Exhibitions

Continuity and Change:
The American Academy Experience as a Progenitor of a
Nature-Culture Stewardship Ethic
This exhibition, conceived by TCLF's founder and president, Charles Birnbaum, advanced the research proposals outlined in the Samuel Kress Foundation planning grant funded in 2004.
The exhibition will showcase the documentation plans, planting plans, regional surveys, illustrative landscape "restoration," and "reconstruction" plans, prepared by early American Academy in Rome's Fellows in Landscape Architecture (between 1914 and the onset of World War II.) These richly rendered drawings, the cornerstone in a forthcoming exhibition, recorded the palimpsest of preservation and design decisions made at iconic Italian villas and gardens. To date, research has shown that these invaluable archival records reveal solutions and approaches that are relevant today, and beg to be explained and explored in an exhibition and related publication. The work of these landscape architects will be displayed, celebrated, and considered in the context of present-day stewardship models.

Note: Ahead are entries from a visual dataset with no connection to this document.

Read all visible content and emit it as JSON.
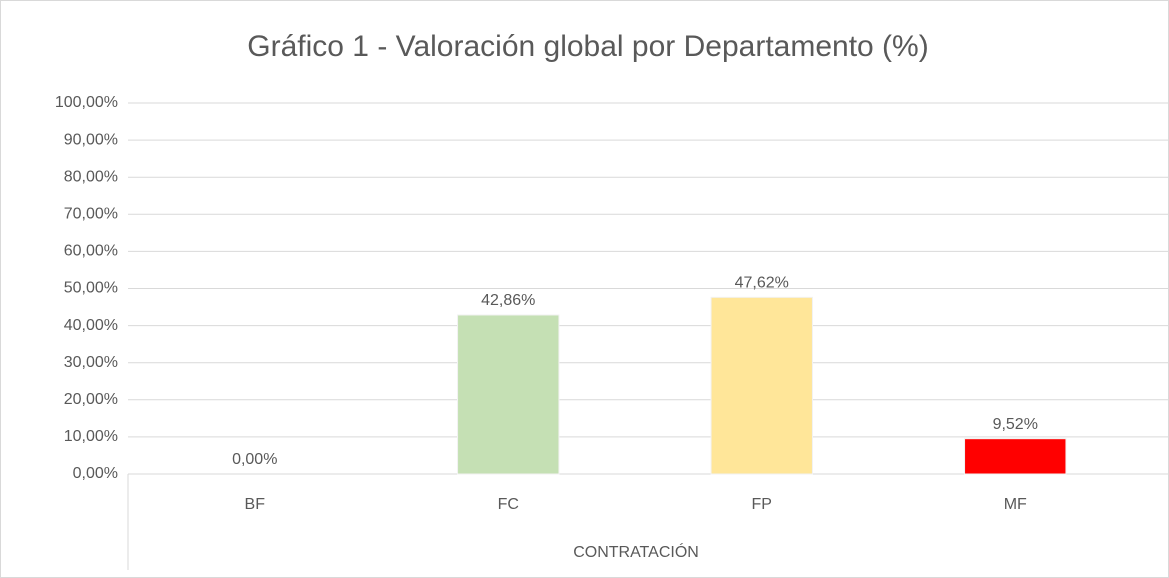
{
  "chart_data": {
    "type": "bar",
    "title": "Gráfico 1 - Valoración global por Departamento (%)",
    "xlabel": "CONTRATACIÓN",
    "categories": [
      "BF",
      "FC",
      "FP",
      "MF"
    ],
    "values": [
      0,
      42.86,
      47.62,
      9.52
    ],
    "value_labels": [
      "0,00%",
      "42,86%",
      "47,62%",
      "9,52%"
    ],
    "colors": [
      "#4472c4",
      "#c5e0b4",
      "#ffe699",
      "#ff0000"
    ],
    "ylim": [
      0,
      100
    ],
    "yticks": [
      {
        "value": 0,
        "label": "0,00%"
      },
      {
        "value": 10,
        "label": "10,00%"
      },
      {
        "value": 20,
        "label": "20,00%"
      },
      {
        "value": 30,
        "label": "30,00%"
      },
      {
        "value": 40,
        "label": "40,00%"
      },
      {
        "value": 50,
        "label": "50,00%"
      },
      {
        "value": 60,
        "label": "60,00%"
      },
      {
        "value": 70,
        "label": "70,00%"
      },
      {
        "value": 80,
        "label": "80,00%"
      },
      {
        "value": 90,
        "label": "90,00%"
      },
      {
        "value": 100,
        "label": "100,00%"
      }
    ],
    "grid": true
  }
}
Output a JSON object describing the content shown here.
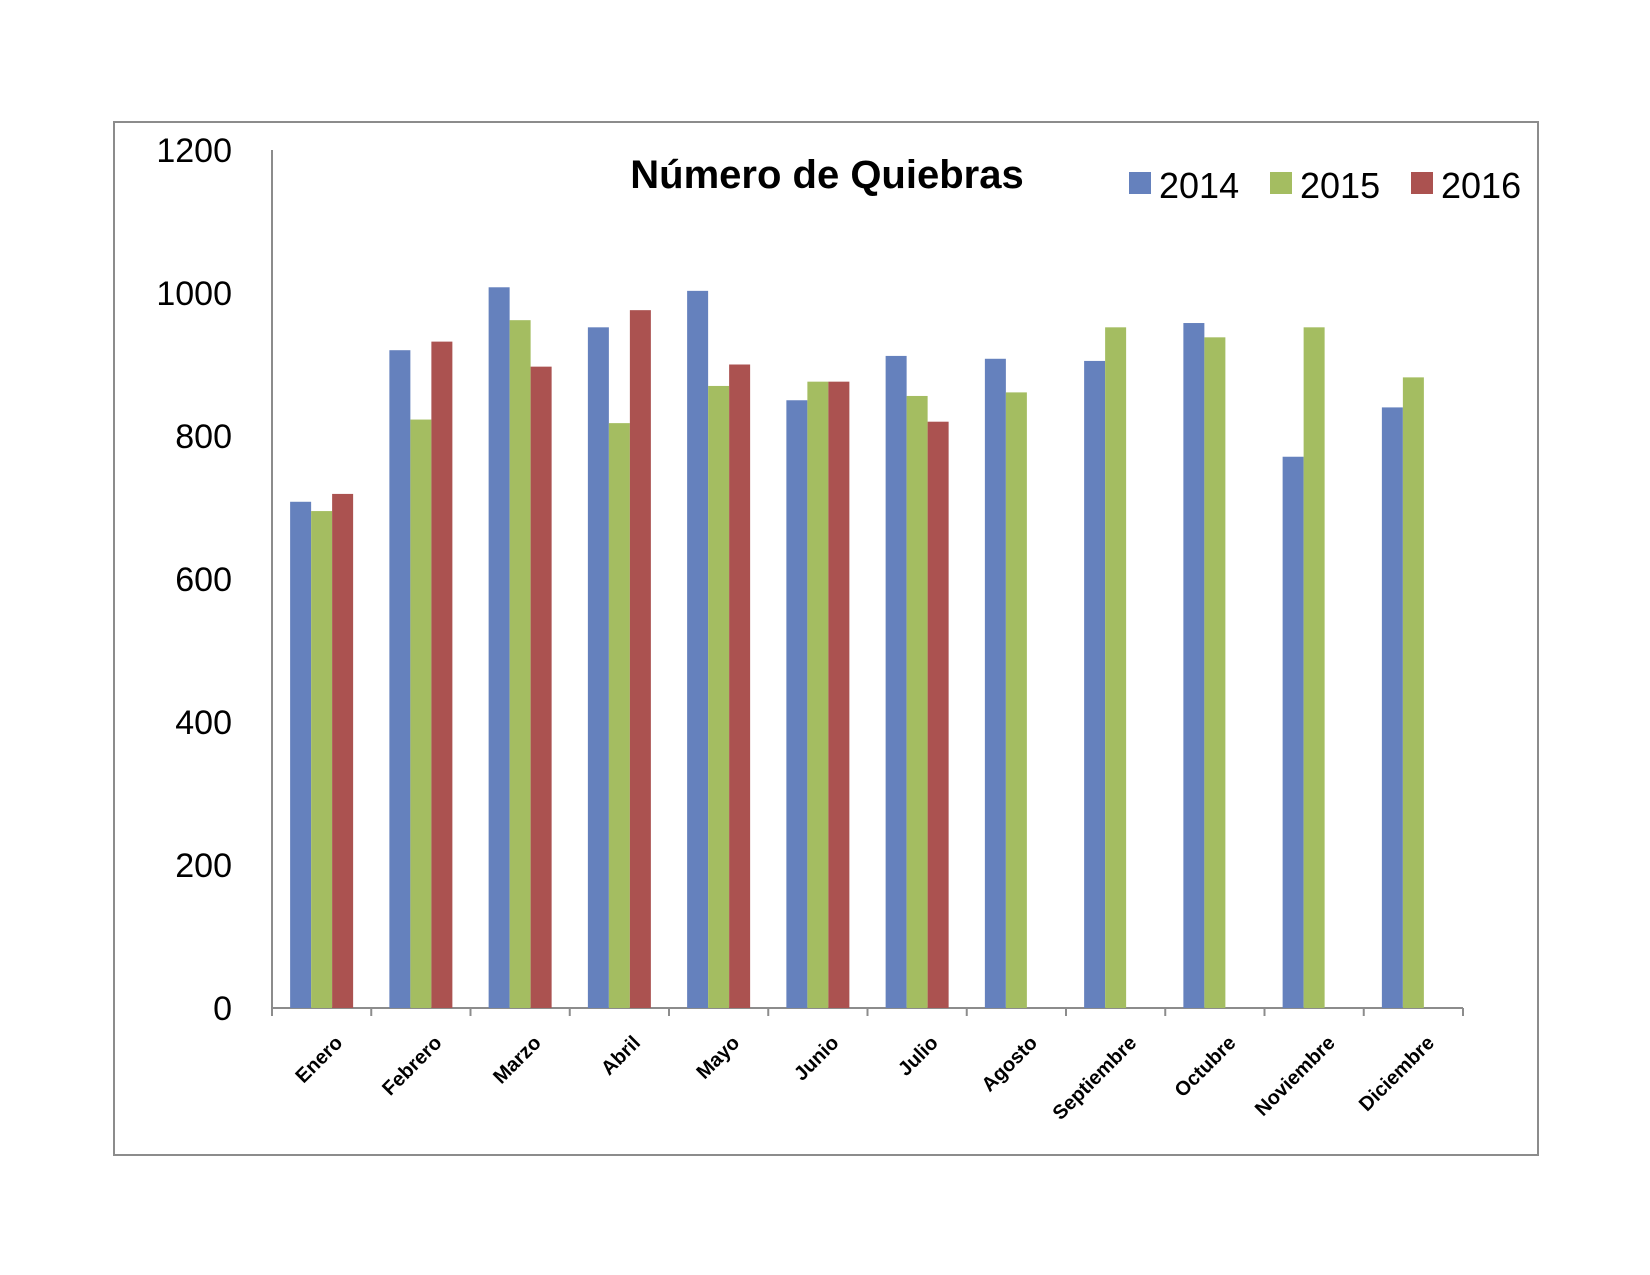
{
  "chart_data": {
    "type": "bar",
    "title": "Número de Quiebras",
    "xlabel": "",
    "ylabel": "",
    "ylim": [
      0,
      1200
    ],
    "yticks": [
      0,
      200,
      400,
      600,
      800,
      1000,
      1200
    ],
    "grid": false,
    "legend_position": "top-right",
    "categories": [
      "Enero",
      "Febrero",
      "Marzo",
      "Abril",
      "Mayo",
      "Junio",
      "Julio",
      "Agosto",
      "Septiembre",
      "Octubre",
      "Noviembre",
      "Diciembre"
    ],
    "series": [
      {
        "name": "2014",
        "color": "#6581bd",
        "values": [
          708,
          920,
          1008,
          952,
          1003,
          850,
          912,
          908,
          905,
          958,
          771,
          840
        ]
      },
      {
        "name": "2015",
        "color": "#a4bd61",
        "values": [
          695,
          823,
          962,
          818,
          870,
          876,
          856,
          861,
          952,
          938,
          952,
          882
        ]
      },
      {
        "name": "2016",
        "color": "#ab5250",
        "values": [
          719,
          932,
          897,
          976,
          900,
          876,
          820,
          null,
          null,
          null,
          null,
          null
        ]
      }
    ]
  }
}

In 2005, research was advanced in both America and Italy including a review of collections at Cornell University, the University of Pennsylvania, the New York offices of the American Academy in Rome and Harvard’s Frances Loeb Library. In addition, the curator returned to Italy for two weeks in September to undertake final research and exhibition planning. Proposals to fund the exhibition were also produced and advanced this past year.